A far-fetched carrier traveler in North Carolina truly knows how to spread their wings and fly.

Clark, a bald eagle from the World Bird Sanctuary, grabbed the eye of TSA security and travelers at Charlotte Douglas International Airport.

Clark, going home for the rest of the day from flying, chose to

“offer his wings a reprieve and fly business,”

TSA Southeast said o

lark the Eagle at TSA.
Clark the eagle gave shows off his wings for TSA.
TSA Southeast / Twitter

“TSA officers are used to seeing an eagle on their uniform as they look over their shoulder, but I’m sure the team at @CLTAirport Checkpoint A did a double take when they saw a real one earlier this week,”

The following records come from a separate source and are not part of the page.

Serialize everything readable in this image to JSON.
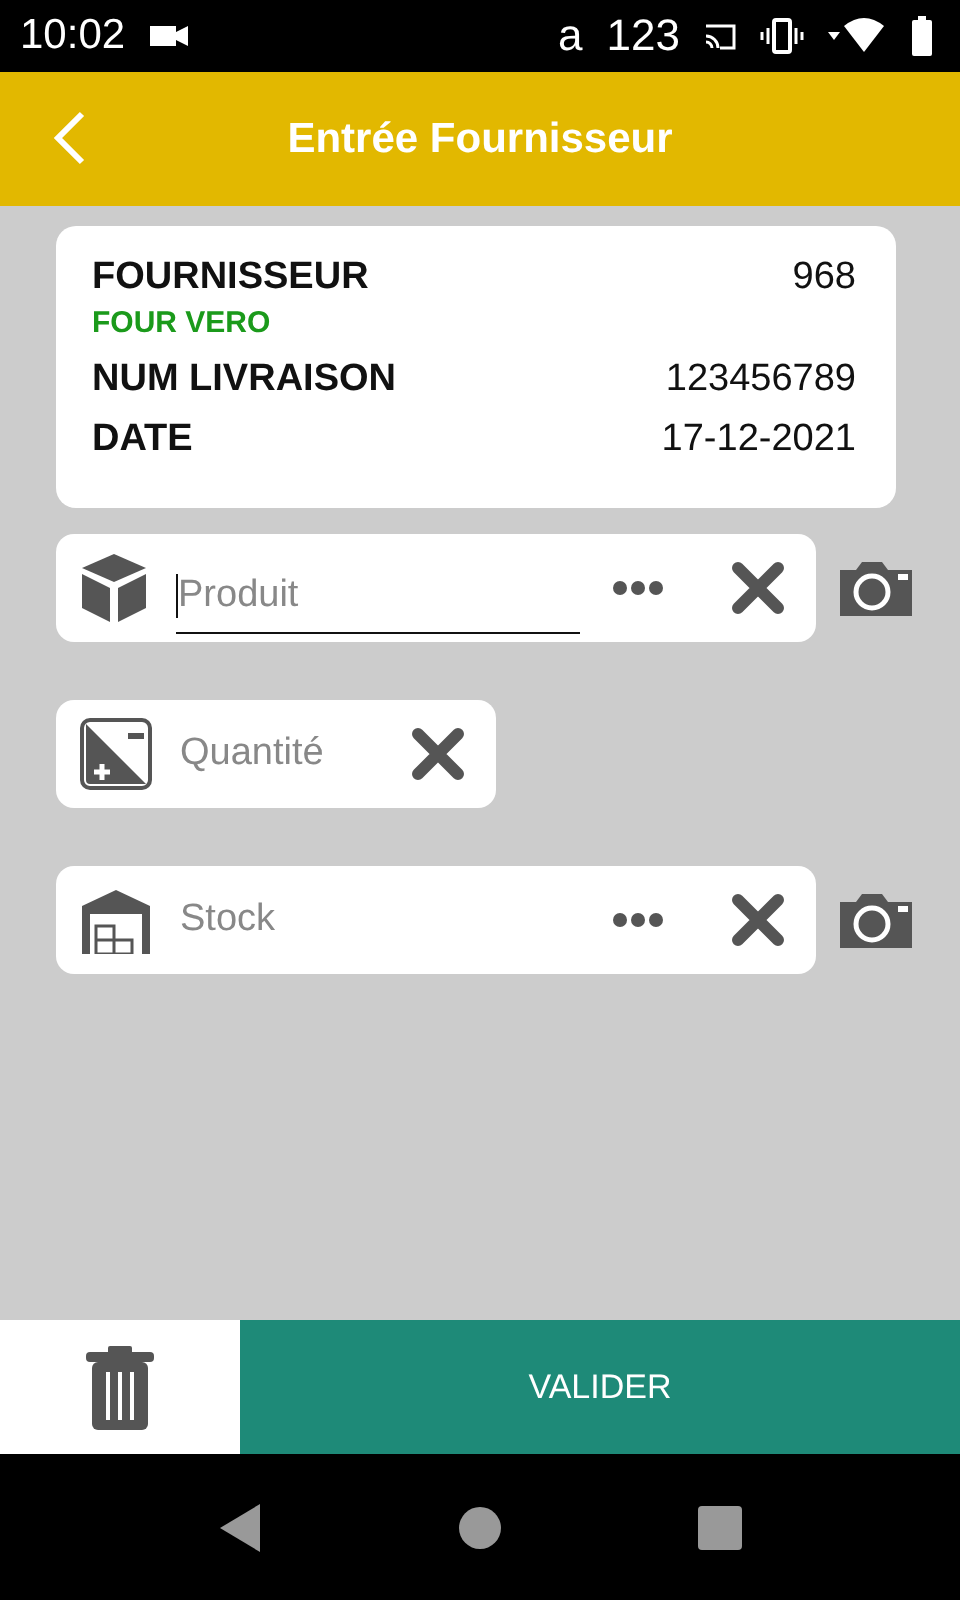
{
  "status_bar": {
    "time": "10:02",
    "indicators": [
      "a",
      "123"
    ]
  },
  "header": {
    "title": "Entrée Fournisseur"
  },
  "info_card": {
    "rows": [
      {
        "label": "FOURNISSEUR",
        "value": "968",
        "sub": "FOUR VERO"
      },
      {
        "label": "NUM LIVRAISON",
        "value": "123456789"
      },
      {
        "label": "DATE",
        "value": "17-12-2021"
      }
    ]
  },
  "fields": [
    {
      "kind": "product",
      "placeholder": "Produit",
      "focused": true,
      "more": true,
      "camera": true
    },
    {
      "kind": "quantity",
      "placeholder": "Quantité",
      "focused": false,
      "more": false,
      "camera": false
    },
    {
      "kind": "stock",
      "placeholder": "Stock",
      "focused": false,
      "more": true,
      "camera": true
    }
  ],
  "footer": {
    "validate_label": "VALIDER"
  }
}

the account said in a post, accompanied by a photo of the majestic animal.

According to the post, TSA agents were notified that Clark would fly, and they were able to search Clark and his handler before boarding.

Clark the Eagle at TSA.
Clark is trained to spread his wings on command.
TSA Southeast / Twitter

They even got a little show as Clark’s handler said he’s able to spread his wings on command briefly.

“America… Heck Yeah,”

one nearby passenger said while Clark flapped his wings behind a TSA worker.

“Mans is out here bringing a bald eagle through TSA,”

said a user on Twitter.

One other passenger posted a video on Twitter of Clark the Eagle at the TSA check-in, saying,

“America… Heck Yeah!”

while Clark flapped his wings behind a TSA worker.

According to the FAA’s website, it’s at each airline’s discretion to decide what animals are permitted to fly with passengers in the cabin.

Clark was hatched at the Missouri-based World Bird Sanctuary nature preserve when they were breeding the then endangered Bald Eagle for release into the wild, according to World Bird Sanctuary.

He was born with a scale deformity on his feet, which would make him prone to frostbite and toe loss in the winters, so World Bird Sanctuary kept him and trained him as a career flying ambassador for the sanctuary.